Les enfants du Soleil

Ensemble et séparément, Georges Bigot et Simon Abkarian poursuivent un parcours commencé à la Cartoucherie.
On les retrouve dans deux spectacles à l’affiche.

Gilles Costaz  • 5 juin 2008 abonné·es

Georges Bigot et Simon Abkarian ont été de grands acteurs du théâtre d’Ariane Mnouchkine. Bigot tenait les rôles de premier plan, roi shakespearien ou double de Norodom Sihanouk. Puis l’un et l’autre sont partis. Bigot a dirigé un festival et mène sa vie de comédien. Abkarian a continué le théâtre tout en devenant un acteur très demandé au cinéma. Les revoilà aujourd’hui dans le cercle du Soleil, ou non loin de là, prouvant qu’il n’y a pas de rupture avec leur théâtre fondateur et qu’on les y accueille à présent qu’ils sont indépendants et différents.

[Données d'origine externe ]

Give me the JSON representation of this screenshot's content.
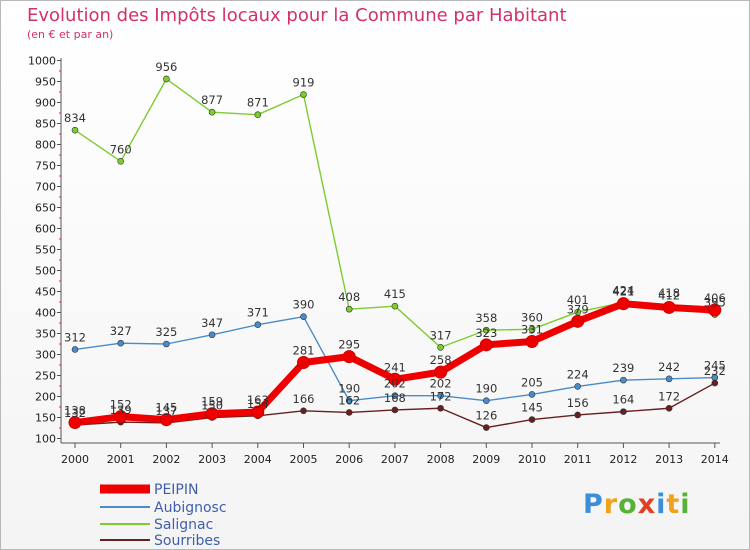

Tout d’abord, Georges Bigot revient comme metteur en scène. Il a dirigé une troupe basque, le Petit Théâtre de pain, de passage à Paris (au Soleil, précisément), dans une pièce de Tim Robbins, Embedded (Embarqués). Tim Robbins, le cinéaste, écrit et fait du théâtre, en effet, pour s’en prendre frontalement aux scandales de son pays ! Les «embarqués», ce sont les journalistes qui se sont laissé inviter par l’armée américaine pour rejoindre l’Irak et témoigner de la nécessité de cette guerre. Les voilà endoctrinés jusqu’à la moelle, censurés par les petits chefs et ballottés d’un lieu d’entraînement à un champ de carnage.

On admire qu’un Américain ait eu cette audace et cette santé dans l’écriture pamphlétaire. La pièce, en elle-même, mélange un peu trop les genres, tirant à la fois sur les ressorts de la farce féroce et sur la corde sensible. Mais Bigot mène la soirée à un train d’enfer, tandis que les douze comédiens se métamorphosent à une folle vitesse et savent être à la fois les gradés du Pentagone, les reporters aveuglés et les autres personnages de cette apocalypse à hurler de rire et d’horreur.

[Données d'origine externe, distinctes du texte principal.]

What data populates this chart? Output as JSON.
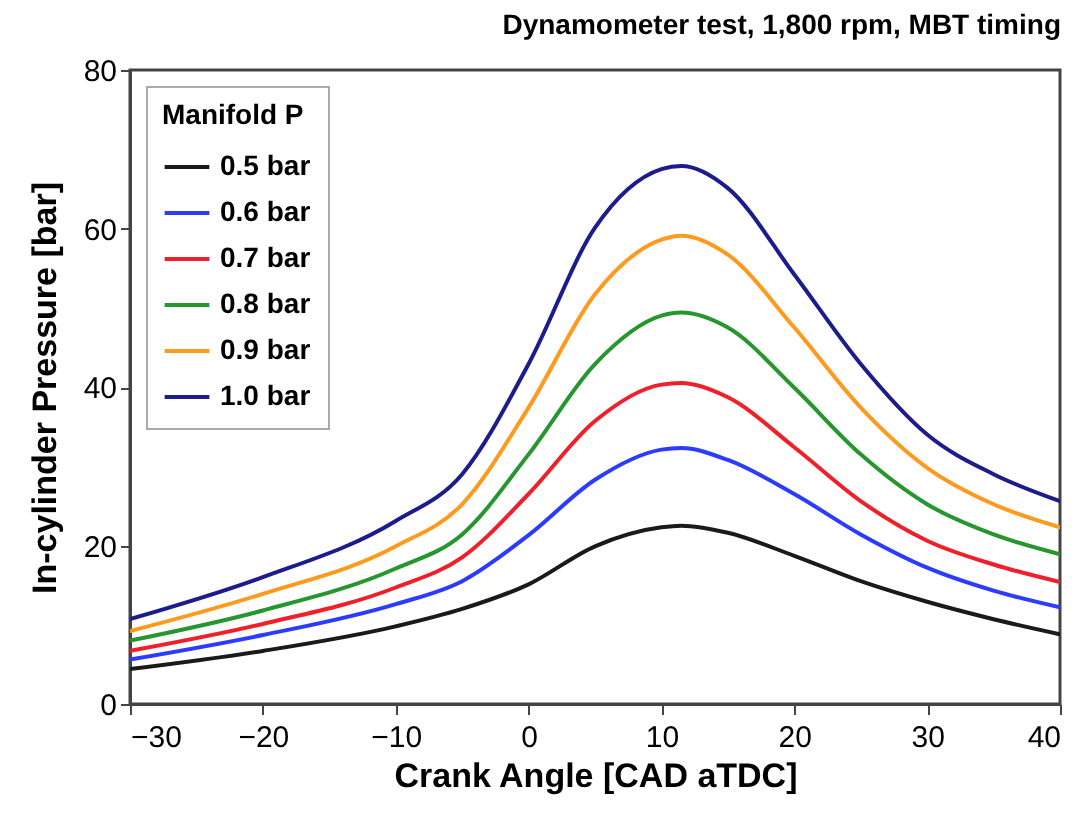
{
  "chart_data": {
    "type": "line",
    "title": "Dynamometer test, 1,800 rpm, MBT timing",
    "xlabel": "Crank Angle [CAD aTDC]",
    "ylabel": "In-cylinder Pressure [bar]",
    "legend_title": "Manifold P",
    "legend": "top left",
    "grid": false,
    "marker": "none",
    "line_style": "solid",
    "xlim": [
      -30,
      40
    ],
    "xticks": [
      -30,
      -20,
      -10,
      0,
      10,
      20,
      30,
      40
    ],
    "ylim": [
      0,
      80
    ],
    "yticks": [
      0,
      20,
      40,
      60,
      80
    ],
    "x": [
      -30,
      -20,
      -10,
      -5,
      0,
      5,
      10,
      11.5,
      15,
      20,
      25,
      30,
      35,
      40
    ],
    "series": [
      {
        "name": "0.5 bar",
        "color": "#1a1a1a",
        "values": [
          4.4,
          6.7,
          9.8,
          12.0,
          15.1,
          19.9,
          22.3,
          22.5,
          21.6,
          18.7,
          15.5,
          12.9,
          10.7,
          8.8
        ]
      },
      {
        "name": "0.6 bar",
        "color": "#2b3bff",
        "values": [
          5.6,
          8.7,
          12.6,
          15.5,
          21.3,
          28.3,
          32.1,
          32.3,
          30.8,
          26.5,
          21.4,
          17.2,
          14.3,
          12.2
        ]
      },
      {
        "name": "0.7 bar",
        "color": "#f0202a",
        "values": [
          6.7,
          10.1,
          14.7,
          18.5,
          26.5,
          35.7,
          40.3,
          40.5,
          38.7,
          32.4,
          25.6,
          20.6,
          17.6,
          15.4
        ]
      },
      {
        "name": "0.8 bar",
        "color": "#26962e",
        "values": [
          8.0,
          11.8,
          17.1,
          21.4,
          31.5,
          42.9,
          49.0,
          49.4,
          47.5,
          39.9,
          31.5,
          25.2,
          21.4,
          18.9
        ]
      },
      {
        "name": "0.9 bar",
        "color": "#ff9a1e",
        "values": [
          9.2,
          13.9,
          19.9,
          25.2,
          37.4,
          51.7,
          58.6,
          59.1,
          56.7,
          47.5,
          37.4,
          29.8,
          25.2,
          22.3
        ]
      },
      {
        "name": "1.0 bar",
        "color": "#1c1c8c",
        "values": [
          10.7,
          16.0,
          23.1,
          29.0,
          42.9,
          60.1,
          67.5,
          67.9,
          65.1,
          54.2,
          42.9,
          34.0,
          29.0,
          25.6
        ]
      }
    ]
  }
}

On peut, par ailleurs, retrouver Georges Bigot comme acteur et Simon Abkarian comme auteur dans Pénélope, ô Pénélope, présenté à Chaillot. Notons qu’Abkarian est aussi comédien, metteur en scène et scénographe du spectacle. Ils sont protéiformes, ces enfants du Soleil ! Là, il est aussi question de la guerre, mais de toutes les guerres. L’écriture préfère, dans cette réappropriation du thème d’Ulysse, le genre de la fable et de la mythologie. Mais tout cela est passé au filtre de nos douleurs modernes. Il n’y a plus d’héroïsme, plus d’apparat. Tout est cassé, les cœurs, les objets, les références, le temps où se passe la pièce. On est seulement sûr que Pénélope se désespère et qu’Ulysse, appelé Élias, est si détruit qu’il doute d’être aimé. Les objets qui sont sur scène sont d’aujourd’hui, les personnages arrivent à la fois de notre époque et de la nuit des temps.

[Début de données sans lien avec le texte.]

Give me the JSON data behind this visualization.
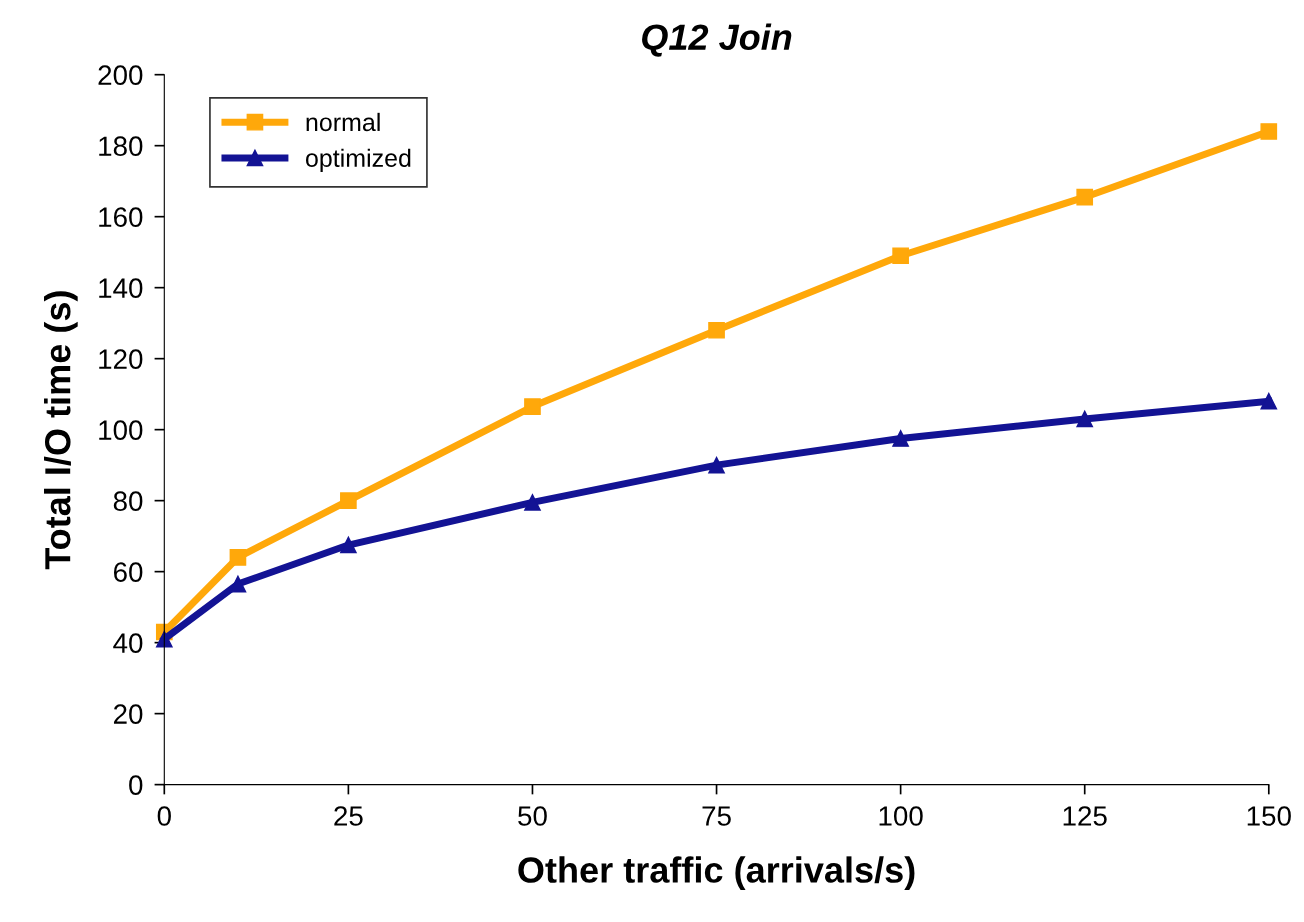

Abkarian joue un revenant bouleversant, Bigot (en travesti) une mère défunte avec une puissance délicate, Catherine Schaub-Abkarian est une Pénélope aux vibrations secrètes. John Arnold, Sarajeanne Drillaud et Jocelyn Lagarrigue complètent la distribution de ce grand moment théâtral où le Soleil a acquis une autre lumière, celle d’un nouvel écrivain.